Il lavoro. Un'importante riflessione di don Giuseppe Pani

26.04.2021

di Paolo Scarabeo

Qualche mese fa avevamo proposto un Pensiero Breve... inerente il lavoro. Avevamo scritto, come semplice stimolo: "Il lavoro è una manifestazione dell'Amore che unisce gli esseri umani. Grazie a esso, ci rendiamo conto che non siamo capaci di vivere senza il prossimo e che anche gli altri hanno bisogno di noi.

Esistono due tipi di lavoro.

Il primo tipo di lavoro è quello che costituisce un dovere e che serve per guadagnarsi il pane quotidiano. In tal caso, gli individui vendono il proprio tempo, e non si accorgono che non potranno mai ricomprarlo. Trascorrono l'intera esistenza sognando in cui potranno riposare. Ma quando finalmente arriva quel momento, ormai sono troppo vecchi per godere di tutto ciò che la vita può offrire. Questi individui non si assumono mai la responsabilità dei propri atti. Si limitano a dire 'Non ho scelta'.

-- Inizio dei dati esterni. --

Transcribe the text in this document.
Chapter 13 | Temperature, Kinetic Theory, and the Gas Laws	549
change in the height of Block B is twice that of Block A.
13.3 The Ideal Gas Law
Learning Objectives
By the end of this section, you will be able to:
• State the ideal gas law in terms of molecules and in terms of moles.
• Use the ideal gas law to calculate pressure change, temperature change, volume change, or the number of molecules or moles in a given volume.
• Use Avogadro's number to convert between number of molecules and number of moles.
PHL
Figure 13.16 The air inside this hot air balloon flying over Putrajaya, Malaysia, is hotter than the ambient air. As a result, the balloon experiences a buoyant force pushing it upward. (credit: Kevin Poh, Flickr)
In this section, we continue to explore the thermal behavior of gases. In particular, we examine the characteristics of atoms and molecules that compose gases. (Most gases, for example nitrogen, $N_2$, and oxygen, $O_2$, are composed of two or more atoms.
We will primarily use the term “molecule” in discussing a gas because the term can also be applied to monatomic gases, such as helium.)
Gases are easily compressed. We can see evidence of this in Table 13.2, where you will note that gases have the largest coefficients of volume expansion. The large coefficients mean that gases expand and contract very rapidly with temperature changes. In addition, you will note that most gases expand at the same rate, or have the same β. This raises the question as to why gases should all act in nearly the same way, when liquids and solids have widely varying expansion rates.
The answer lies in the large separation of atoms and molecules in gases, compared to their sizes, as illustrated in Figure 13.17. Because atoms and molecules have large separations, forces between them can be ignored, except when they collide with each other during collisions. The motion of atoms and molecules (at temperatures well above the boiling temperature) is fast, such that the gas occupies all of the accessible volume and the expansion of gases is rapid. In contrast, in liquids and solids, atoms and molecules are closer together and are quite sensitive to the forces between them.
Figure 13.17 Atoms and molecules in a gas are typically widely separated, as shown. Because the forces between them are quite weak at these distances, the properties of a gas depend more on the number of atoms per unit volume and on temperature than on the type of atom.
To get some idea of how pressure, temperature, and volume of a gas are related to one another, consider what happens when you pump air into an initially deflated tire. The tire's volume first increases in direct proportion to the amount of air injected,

Il secondo tipo di lavoro è quello che le persone accettano sia per guadagnarsi il pane quotidiano , sia per dimostrare dedizione e amore verso gli altri. Questo genere di impegno si chiama 'offerta'.

Due persone possono cucinare il medesimo cibo e usare gli stessi ingredienti. eppure una di esse ha intriso d'Amore ogni suo gesto, mentre l'altra si è preoccupata soltanto di preparare una pietanza. Alla fine, il risultato sarà completamente diverso, anche se è impossibile vedere o pesare il magico ingrediente del sentimento più nobile e alto.

Chi si premura di offrire, viene sempre ricompensato. Quanto più suddivide il proprio affetto, tanto più esso si moltiplica".

Scorrendo i Social, abbiamo trovato una importante e profonda riflessione di don Giuseppe Pani, Docente di Teologia Morale presso Issr di Sassari, che intendiamo rilanciare, convinti della verità delle sue affermazioni. 

"Di lavoro si discute tanto - ha scritto il teologo - considerandolo semplicemente un "qualcosa di materiale" legato al salario, alla sopravvivenza. Si evita la domanda fondamentale: che cos'è il lavoro? Il lavoro è sempre un ' "attività spirituale": dietro una qualsiasi esperienza lavorativa c'è in ballo la libertà di una persona che ha scelto, spesso non fra tante possibilità, un lavoro e una professione. 

Persona che, malgrado tutto, si sforza di "fare bene" il suo lavoro. Ogni lavoro "ben fatto" è un'attività "morale" e "spirituale", persino in un lager. Così scrive Primo Levi: «Ad Auschwitz ho notato spesso un fenomeno curioso: il bisogno del "lavoro ben fatto" è talmente radicato da spingere a far bene anche il lavoro imposto, schiavistico. Il muratore italiano che mi ha salvato la vita, portandomi cibo di nascosto per sei mesi, detestava i nazisti, il loro cibo, la loro lingua, la loro guerra; ma quando lo mettevano a tirar su muri, li faceva dritti e solidi, non per obbedienza ma per dignità professionale». 

Sono vicino a tutti coloro che, malgrado la loro disperata richiesta di riconoscimento-riconoscenza per il loro lavoro "ben fatto", vivono non solo un dramma economico, ma anche ciò che una certa politica, e anche una parte di Chiesa troppo lontana dalla realtà (nelle nostre parrocchie si parla poco di lavoro, mercato e finanza), sembra da sempre dimenticare: la sofferenza psicologica, morale e spirituale".